03 July 2014. Published by Rachael Healey, Partner

Pre-packs involve the pre-determined sale of a business before it enters administration, allowing a sale within days of an administrator's appointment.

Examples of pre-packs include Dreams, JJB Sports and stockbroker Seymour Pierce. Pre-packs are a useful tool for the insolvency profession allowing businesses to be sold before being unduly damaged by the insolvency process, often saving jobs that might otherwise be lost. However, they have attracted a bad reputation with some labelling them as an opportunity for incompetent and greedy connected parties to resurrect businesses bound to fail, whilst offloading debt and "stitching up" unsecured creditors.

In the latest report on pre-packs a number of recommendations have been made to address this bad reputation, particularly where sales are made to connected parties.

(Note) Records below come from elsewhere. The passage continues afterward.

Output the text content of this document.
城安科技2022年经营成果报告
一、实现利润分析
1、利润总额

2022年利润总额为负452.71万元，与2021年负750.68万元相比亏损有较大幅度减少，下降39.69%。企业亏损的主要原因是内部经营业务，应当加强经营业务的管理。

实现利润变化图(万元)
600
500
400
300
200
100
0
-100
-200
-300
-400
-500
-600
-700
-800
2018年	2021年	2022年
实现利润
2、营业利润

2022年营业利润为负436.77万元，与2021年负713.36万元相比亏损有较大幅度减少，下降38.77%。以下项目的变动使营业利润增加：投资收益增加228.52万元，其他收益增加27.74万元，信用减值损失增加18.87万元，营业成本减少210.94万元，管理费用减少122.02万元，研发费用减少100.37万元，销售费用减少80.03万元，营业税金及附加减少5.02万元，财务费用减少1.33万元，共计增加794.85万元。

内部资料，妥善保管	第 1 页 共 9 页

The report identifies transparency and the valuation / marketing process as key concerns, making 6 recommendations including transferring the monitoring of SIP 16 statements from the Insolvency Service to registered professional bodies.

The report lists a number of criticisms of pre-packs: lack of approval from creditors, small distributions to unsecured creditors, subsequent failure of the new company following the pre-pack, prevalence of deferred consideration, no or insufficient marketing and inadequate valuation of assets. The statistics quoted in the report refer to 30% of sales to connected parties failing compared to 18% where the party was not connected. The report's statistics also provide that the likelihood of a pre-pack failing is 3 times higher when a sale is made to a connected party and 16 times higher for sales involving deferred consideration.

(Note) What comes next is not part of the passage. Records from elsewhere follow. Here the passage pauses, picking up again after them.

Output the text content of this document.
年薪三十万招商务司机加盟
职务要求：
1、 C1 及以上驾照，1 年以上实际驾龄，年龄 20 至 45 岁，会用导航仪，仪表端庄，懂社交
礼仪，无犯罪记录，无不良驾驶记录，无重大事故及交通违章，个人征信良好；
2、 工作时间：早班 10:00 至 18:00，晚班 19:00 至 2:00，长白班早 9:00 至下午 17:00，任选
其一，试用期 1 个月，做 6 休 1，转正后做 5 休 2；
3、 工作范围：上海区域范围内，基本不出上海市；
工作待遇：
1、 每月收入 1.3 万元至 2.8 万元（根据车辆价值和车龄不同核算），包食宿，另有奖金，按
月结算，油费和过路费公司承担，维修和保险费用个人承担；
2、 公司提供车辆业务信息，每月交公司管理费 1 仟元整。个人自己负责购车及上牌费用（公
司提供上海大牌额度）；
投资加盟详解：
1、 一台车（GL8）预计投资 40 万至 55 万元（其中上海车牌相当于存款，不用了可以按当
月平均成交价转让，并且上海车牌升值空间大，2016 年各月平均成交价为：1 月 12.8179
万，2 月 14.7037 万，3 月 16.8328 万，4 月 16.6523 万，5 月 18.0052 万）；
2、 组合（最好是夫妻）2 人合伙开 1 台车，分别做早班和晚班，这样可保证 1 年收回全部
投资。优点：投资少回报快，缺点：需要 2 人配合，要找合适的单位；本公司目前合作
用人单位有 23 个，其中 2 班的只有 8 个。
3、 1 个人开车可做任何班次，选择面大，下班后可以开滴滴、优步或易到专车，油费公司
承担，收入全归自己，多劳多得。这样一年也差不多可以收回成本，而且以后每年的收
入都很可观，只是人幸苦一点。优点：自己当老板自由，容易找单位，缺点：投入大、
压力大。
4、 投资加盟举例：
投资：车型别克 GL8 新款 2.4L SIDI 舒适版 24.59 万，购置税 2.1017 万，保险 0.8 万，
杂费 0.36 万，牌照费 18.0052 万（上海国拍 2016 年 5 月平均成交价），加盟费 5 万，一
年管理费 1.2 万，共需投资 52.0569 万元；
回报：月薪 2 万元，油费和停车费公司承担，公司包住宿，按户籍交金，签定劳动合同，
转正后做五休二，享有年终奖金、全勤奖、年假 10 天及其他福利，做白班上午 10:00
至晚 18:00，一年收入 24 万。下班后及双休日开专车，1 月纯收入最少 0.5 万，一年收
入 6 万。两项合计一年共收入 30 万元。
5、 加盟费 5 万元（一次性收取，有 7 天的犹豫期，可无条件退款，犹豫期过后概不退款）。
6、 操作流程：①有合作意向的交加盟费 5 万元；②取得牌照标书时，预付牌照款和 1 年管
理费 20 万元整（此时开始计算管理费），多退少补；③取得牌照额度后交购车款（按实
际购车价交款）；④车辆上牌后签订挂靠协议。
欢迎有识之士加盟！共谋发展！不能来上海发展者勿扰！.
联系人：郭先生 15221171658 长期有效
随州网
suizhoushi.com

The recommendations are intended to address these criticisms.

  1. The pre-pack pool. This is a proposed voluntary procedure whereby connected parties can approach a pre-pack pool of experienced business people for a fee, before creditors are made aware of the sale. A statement will be issued by the pool member in a prescribed format commenting on whether or not the connected party's proposals are reasonable. A negative statement does not mean that the pre-pack cannot proceed.
  2. Viability Review. On a voluntary basis a connected person can complete a ‘viability review’ of the new company stating how it will survive for at least 12 months. There is no proposal for the administrator to comment on the viability review.
  3. Marketing. 6 broad principles of marketing are recommended, including broadcasting the sale of the business as widely as possible and marketing the sale for an appropriate amount of time. An administrator must explain his/her marketing strategy to ensure it achieves the best outcome for all creditors.
  4. Valuation. A valuer with professional indemnity insurance must conduct a valuation of the business and, if not, the administrator must explain why.
  5. SIP 16. A number of amendments to SIP 16 statements are recommended to take into account the various recommendations, including appending any statement from the pre-pack pool or viability statement to the SIP 16 statement. It is also proposed that the regulation of SIP 16 moves from the insolvency service to the registered professional bodies.

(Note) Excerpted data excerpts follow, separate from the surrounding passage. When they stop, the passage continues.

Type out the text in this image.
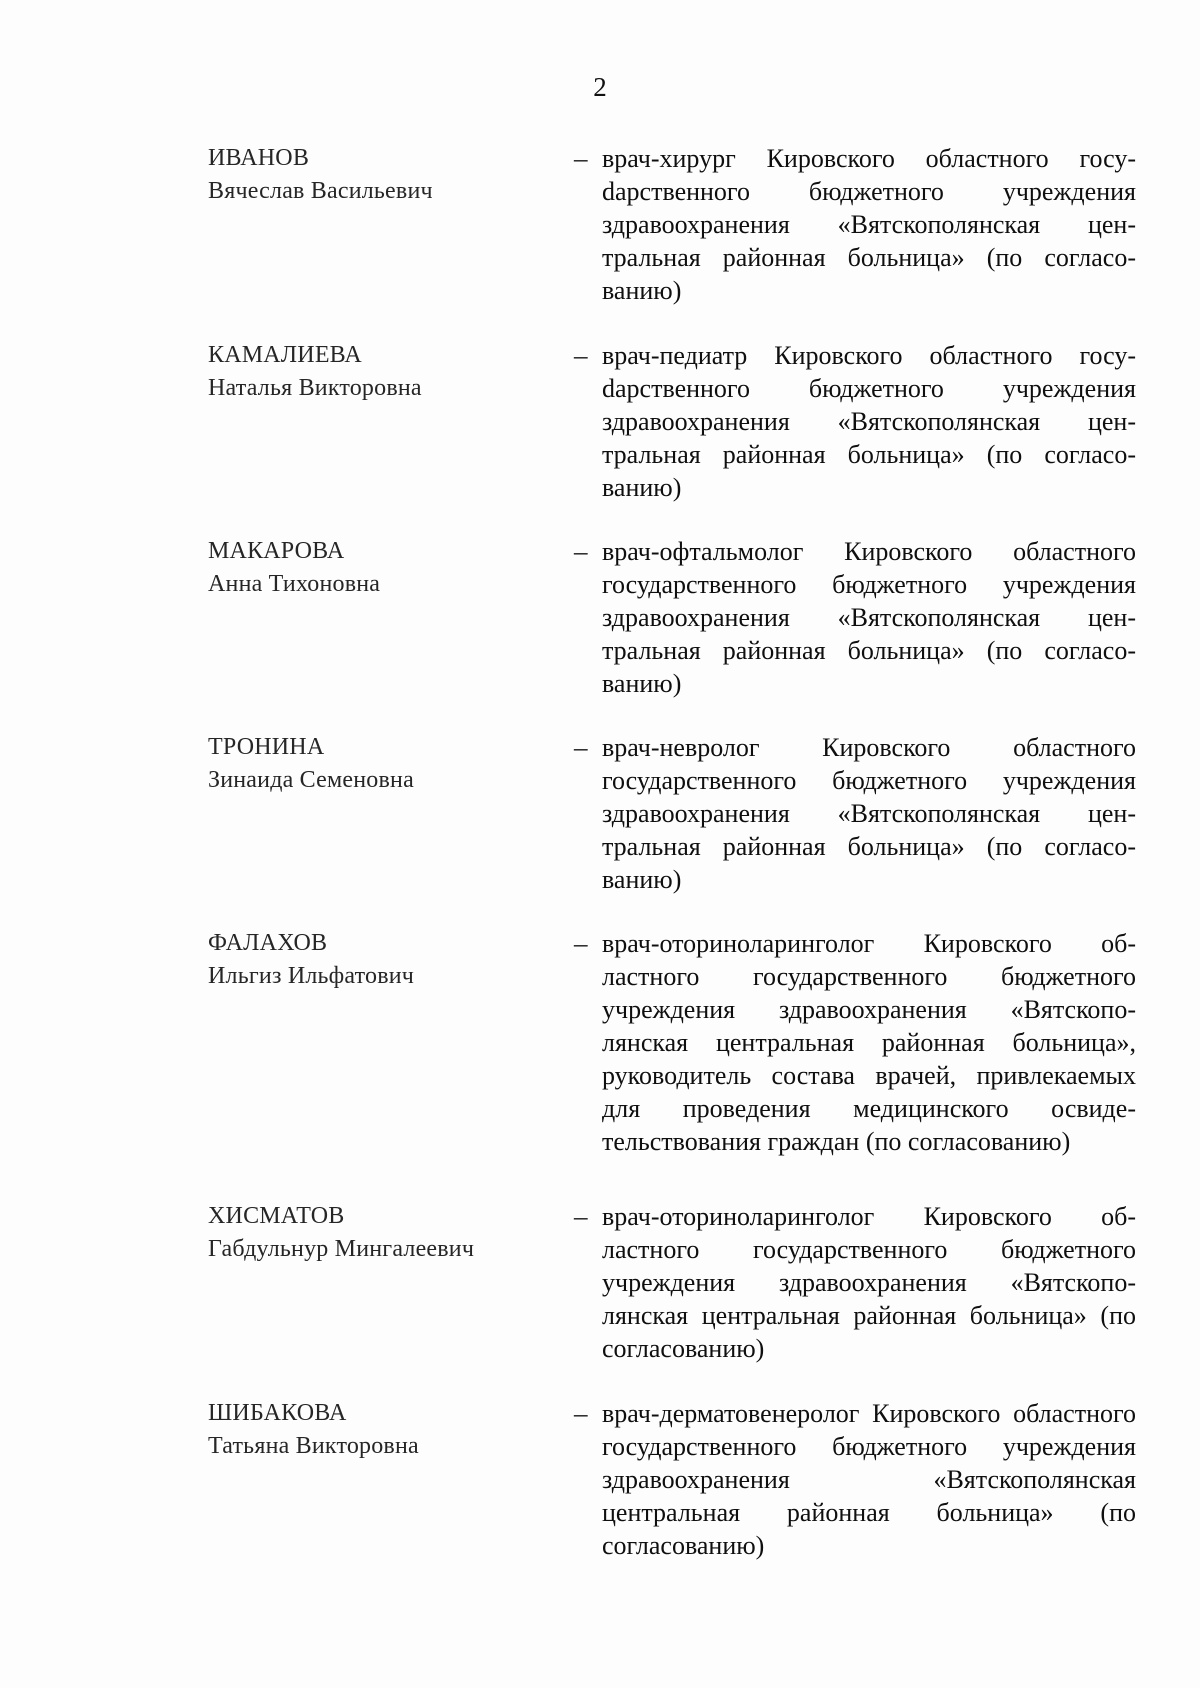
2
ИВАНОВ
Вячеслав Васильевич
– врач-хирург Кировского областного госуdарственного бюджетного учреждения здравоохранения «Вятскополянская центральная районная больница» (по согласованию)
КАМАЛИЕВА
Наталья Викторовна
– врач-педиатр Кировского областного госуdарственного бюджетного учреждения здравоохранения «Вятскополянская центральная районная больница» (по согласованию)
МАКАРОВА
Анна Тихоновна
– врач-офтальмолог Кировского областного государственного бюджетного учреждения здравоохранения «Вятскополянская центральная районная больница» (по согласованию)
ТРОНИНА
Зинаида Семеновна
– врач-невролог Кировского областного государственного бюджетного учреждения здравоохранения «Вятскополянская центральная районная больница» (по согласованию)
ФАЛАХОВ
Ильгиз Ильфатович
– врач-оториноларинголог Кировского областного государственного бюджетного учреждения здравоохранения «Вятскополянская центральная районная больница», руководитель состава врачей, привлекаемых для проведения медицинского освидетельствования граждан (по согласованию)
ХИСМАТОВ
Габдульнур Мингалеевич
– врач-оториноларинголог Кировского областного государственного бюджетного учреждения здравоохранения «Вятскополянская центральная районная больница» (по согласованию)
ШИБАКОВА
Татьяна Викторовна
– врач-дерматовенеролог Кировского областного государственного бюджетного учреждения здравоохранения «Вятскополянская центральная районная больница» (по согласованию)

The recommendations have been met with a mixed response by the insolvency profession with some measures labelled “unworkable”. The proposals for a pre-pack pool and viability statement, although aimed at addressing the core criticisms of pre-packs, appear to propose an additional layer of oversight. An insolvency practitioner already considers whether or not a pre-pack is appropriate, why is there a need for the further expense of an additional review?

That said, the proposals may be good news for insolvency practitioners: if an independent business person has agreed the reasonableness of a pre-pack sale why should the insolvency practitioner face any criticism if the pre-pack goes ahead? However, faced with a negative statement from the pre-pack pool and no viability statement, will insolvency practitioners shy away from pre-packs in case they face criticism at a later date?

It is unclear what will happen next in the pre-pack debate. So long as pre-packs fail to shed their bad reputation no doubt we will see further proposals with the threat of legislation regulating pre-packs the likely next step.